Besides the tension of wondering when each man while be called out to deal with the 1,000 pound British bombs they can't figure out how to disarm successfully, the conflict is between Eric Koertner (Jack Palance) and Karl Wirtz (Jeff Chandler). Koertner is the de facto leader of the group, while Wirtz is the one who suggests the bet in the first place. He's focused on winning, and his approach is to risk high stakes for big rewards. He goes out on the town, returning in nice coats with bottles of champagne, and tries unsuccessfully to woo the woman who owns the house they stay in.
Koertner is all nerves. It's that guy on the edge Palance played so often, but in this case, he's on the edge of falling to pieces rather than going ballistic. It feels like we never see him in anything other than his work clothes. He comes home and collapses into his bed. The housefrau clearly prefers him to Wirtz, who she tries to politely deflect until that doesn't work, but Koertner is too broken by the continued losses of his friends, by the knowledge his turn is lurking out there, everything. Even if he survives this bet, he can't see himself having any sort of a life. The strain has broken him, and he's almost holding on just to try and deny Wirtz his "win."

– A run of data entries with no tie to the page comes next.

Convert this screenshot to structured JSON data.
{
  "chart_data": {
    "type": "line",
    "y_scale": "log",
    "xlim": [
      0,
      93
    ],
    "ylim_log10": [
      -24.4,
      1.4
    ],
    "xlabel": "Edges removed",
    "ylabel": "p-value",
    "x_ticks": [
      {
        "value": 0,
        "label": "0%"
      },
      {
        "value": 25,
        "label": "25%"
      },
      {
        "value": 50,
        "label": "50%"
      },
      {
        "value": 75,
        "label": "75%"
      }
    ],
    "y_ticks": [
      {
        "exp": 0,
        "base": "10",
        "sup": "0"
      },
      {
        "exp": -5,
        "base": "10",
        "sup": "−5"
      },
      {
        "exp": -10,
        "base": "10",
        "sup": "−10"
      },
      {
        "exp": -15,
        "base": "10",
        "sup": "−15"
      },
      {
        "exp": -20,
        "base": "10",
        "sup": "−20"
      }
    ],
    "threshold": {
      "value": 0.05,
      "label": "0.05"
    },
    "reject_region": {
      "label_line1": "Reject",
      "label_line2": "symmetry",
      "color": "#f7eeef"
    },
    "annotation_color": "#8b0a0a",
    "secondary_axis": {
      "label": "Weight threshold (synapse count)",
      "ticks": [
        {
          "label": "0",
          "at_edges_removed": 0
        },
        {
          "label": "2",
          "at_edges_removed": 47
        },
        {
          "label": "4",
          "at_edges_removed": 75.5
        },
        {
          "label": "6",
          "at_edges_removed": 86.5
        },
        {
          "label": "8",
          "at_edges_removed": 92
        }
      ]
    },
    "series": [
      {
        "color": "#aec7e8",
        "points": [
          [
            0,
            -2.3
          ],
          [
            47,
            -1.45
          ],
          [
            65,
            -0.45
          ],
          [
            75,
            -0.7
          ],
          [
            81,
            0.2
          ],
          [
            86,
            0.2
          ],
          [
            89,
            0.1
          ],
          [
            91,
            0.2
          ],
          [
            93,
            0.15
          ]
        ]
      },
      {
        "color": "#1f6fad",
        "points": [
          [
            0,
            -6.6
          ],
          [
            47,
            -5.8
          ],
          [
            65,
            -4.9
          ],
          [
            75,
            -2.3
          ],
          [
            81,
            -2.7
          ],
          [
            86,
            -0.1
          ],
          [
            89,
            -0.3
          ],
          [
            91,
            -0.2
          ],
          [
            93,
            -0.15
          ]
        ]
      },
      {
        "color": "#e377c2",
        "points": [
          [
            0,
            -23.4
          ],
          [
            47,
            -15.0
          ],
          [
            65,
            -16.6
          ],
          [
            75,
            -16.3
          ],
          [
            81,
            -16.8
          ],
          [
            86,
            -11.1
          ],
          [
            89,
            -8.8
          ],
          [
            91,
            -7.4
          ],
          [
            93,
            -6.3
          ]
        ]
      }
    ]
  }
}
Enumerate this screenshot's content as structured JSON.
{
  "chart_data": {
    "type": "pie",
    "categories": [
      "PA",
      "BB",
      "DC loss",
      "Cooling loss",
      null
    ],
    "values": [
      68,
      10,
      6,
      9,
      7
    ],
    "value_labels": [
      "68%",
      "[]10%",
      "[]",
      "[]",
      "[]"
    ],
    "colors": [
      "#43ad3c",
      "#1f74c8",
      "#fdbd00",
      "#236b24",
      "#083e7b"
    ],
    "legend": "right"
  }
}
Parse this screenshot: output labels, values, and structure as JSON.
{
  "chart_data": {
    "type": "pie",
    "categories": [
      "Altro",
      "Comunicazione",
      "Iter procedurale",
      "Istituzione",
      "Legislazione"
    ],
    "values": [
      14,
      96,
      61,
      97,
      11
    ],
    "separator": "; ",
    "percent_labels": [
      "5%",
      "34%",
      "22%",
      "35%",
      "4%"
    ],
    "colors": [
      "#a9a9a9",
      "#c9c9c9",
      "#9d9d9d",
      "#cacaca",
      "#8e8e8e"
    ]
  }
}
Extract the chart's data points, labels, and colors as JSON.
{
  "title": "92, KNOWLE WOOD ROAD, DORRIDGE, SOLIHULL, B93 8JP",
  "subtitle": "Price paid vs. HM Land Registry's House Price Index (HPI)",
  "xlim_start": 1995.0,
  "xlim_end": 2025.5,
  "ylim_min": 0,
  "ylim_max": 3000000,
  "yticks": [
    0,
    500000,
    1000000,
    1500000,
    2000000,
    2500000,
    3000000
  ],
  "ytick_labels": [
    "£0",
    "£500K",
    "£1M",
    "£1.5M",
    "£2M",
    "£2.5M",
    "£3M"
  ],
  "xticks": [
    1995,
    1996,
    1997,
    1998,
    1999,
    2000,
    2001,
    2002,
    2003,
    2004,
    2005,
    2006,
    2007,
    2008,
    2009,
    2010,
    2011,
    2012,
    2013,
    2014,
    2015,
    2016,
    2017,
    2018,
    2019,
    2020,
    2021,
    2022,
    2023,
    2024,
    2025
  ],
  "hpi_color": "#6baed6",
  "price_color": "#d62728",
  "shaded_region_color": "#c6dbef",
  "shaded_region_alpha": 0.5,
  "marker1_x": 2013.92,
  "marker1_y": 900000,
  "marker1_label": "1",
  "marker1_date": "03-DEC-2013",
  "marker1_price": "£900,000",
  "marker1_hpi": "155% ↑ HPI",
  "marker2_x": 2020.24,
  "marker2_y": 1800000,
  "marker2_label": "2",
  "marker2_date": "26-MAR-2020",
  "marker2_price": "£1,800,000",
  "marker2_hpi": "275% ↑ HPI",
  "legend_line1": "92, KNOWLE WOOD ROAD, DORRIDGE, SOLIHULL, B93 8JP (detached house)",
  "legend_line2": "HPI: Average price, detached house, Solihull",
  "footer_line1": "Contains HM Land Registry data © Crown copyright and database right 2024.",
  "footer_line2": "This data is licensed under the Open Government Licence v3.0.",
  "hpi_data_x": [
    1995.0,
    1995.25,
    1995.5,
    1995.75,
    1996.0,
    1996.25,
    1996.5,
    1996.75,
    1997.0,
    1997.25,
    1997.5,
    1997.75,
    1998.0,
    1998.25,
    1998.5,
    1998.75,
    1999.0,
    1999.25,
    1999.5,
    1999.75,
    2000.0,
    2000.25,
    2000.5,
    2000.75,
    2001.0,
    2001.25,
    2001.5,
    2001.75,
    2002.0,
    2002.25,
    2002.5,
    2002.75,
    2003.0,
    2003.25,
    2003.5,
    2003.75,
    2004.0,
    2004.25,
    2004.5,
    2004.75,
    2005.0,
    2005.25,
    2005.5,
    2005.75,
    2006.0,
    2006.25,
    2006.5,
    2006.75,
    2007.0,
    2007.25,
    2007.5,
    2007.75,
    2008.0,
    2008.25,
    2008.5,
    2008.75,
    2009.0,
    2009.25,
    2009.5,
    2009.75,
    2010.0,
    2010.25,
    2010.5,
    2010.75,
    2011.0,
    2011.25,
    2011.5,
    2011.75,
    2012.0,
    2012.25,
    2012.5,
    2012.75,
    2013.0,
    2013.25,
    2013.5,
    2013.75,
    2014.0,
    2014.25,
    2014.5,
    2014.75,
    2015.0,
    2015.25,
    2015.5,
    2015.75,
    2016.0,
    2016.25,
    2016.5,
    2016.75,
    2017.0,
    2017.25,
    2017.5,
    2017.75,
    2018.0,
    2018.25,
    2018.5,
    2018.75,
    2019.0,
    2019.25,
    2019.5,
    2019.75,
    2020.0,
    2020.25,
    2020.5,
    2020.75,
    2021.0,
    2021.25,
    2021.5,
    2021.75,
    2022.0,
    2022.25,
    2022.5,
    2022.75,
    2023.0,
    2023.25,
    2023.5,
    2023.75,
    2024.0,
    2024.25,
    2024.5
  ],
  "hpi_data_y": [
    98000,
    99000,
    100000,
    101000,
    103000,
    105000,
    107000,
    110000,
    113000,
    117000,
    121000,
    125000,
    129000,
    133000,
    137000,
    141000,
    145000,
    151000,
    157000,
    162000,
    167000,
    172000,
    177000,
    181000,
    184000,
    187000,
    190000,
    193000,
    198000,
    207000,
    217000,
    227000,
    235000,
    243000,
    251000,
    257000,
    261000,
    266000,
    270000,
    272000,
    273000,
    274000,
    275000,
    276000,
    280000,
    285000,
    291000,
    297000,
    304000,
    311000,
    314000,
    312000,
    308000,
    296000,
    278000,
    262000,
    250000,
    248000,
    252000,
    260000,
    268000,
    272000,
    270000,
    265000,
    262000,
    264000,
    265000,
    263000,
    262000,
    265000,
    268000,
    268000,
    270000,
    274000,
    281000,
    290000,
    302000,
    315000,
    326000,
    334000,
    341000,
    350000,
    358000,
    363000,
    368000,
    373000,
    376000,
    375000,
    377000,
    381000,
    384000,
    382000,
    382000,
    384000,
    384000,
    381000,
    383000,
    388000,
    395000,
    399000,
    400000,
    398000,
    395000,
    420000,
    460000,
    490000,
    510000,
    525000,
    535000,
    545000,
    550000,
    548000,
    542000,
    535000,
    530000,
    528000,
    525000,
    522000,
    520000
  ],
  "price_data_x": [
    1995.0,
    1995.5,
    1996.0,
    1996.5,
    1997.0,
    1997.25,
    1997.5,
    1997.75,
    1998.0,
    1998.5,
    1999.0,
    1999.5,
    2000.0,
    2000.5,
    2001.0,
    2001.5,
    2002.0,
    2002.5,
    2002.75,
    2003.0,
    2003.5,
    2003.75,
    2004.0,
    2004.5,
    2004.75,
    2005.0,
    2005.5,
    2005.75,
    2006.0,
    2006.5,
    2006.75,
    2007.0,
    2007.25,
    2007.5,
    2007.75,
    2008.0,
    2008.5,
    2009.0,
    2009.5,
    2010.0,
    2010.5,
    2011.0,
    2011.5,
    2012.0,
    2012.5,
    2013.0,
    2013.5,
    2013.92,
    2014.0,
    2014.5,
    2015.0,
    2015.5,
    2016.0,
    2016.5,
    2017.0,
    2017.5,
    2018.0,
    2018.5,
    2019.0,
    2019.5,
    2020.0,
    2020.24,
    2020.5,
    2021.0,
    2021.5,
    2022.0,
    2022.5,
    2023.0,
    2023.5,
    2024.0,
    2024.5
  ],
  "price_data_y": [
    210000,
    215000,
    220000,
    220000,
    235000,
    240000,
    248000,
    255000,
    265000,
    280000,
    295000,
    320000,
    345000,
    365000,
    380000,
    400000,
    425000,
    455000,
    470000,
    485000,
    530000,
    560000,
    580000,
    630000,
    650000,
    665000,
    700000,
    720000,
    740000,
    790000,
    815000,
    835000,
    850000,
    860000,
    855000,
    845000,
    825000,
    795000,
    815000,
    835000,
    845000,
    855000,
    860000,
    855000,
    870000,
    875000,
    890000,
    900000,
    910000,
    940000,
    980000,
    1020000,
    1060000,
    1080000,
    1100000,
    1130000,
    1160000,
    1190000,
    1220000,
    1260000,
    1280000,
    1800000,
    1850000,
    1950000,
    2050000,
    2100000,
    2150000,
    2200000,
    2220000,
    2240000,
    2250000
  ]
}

So it's a tense, personal film about how men try to cope with going out every day and facing death when other people are trying to move on. The British major they work for remarks, when explaining why he can't get any info about the fuse on those British bombs says, like most countries, England wanted to forget about the war the moment it ended. But it lingers, it still reaches out and claims lives, in more ways than one.
The movie does make a mistake with its unseen narrator at the beginning and end of the film. It feels like a way to not waste time introducing the characters, relegating that to panning from one to another while telling us things like that Tillig, 'only wished to laugh again.' But the narrator doesn't put any emotion into it, so it sounds like a telephone operator just reading off facts. It's an approach better suited to a documentary about bomb disposal than a movie about men crumbling under sustained pressure.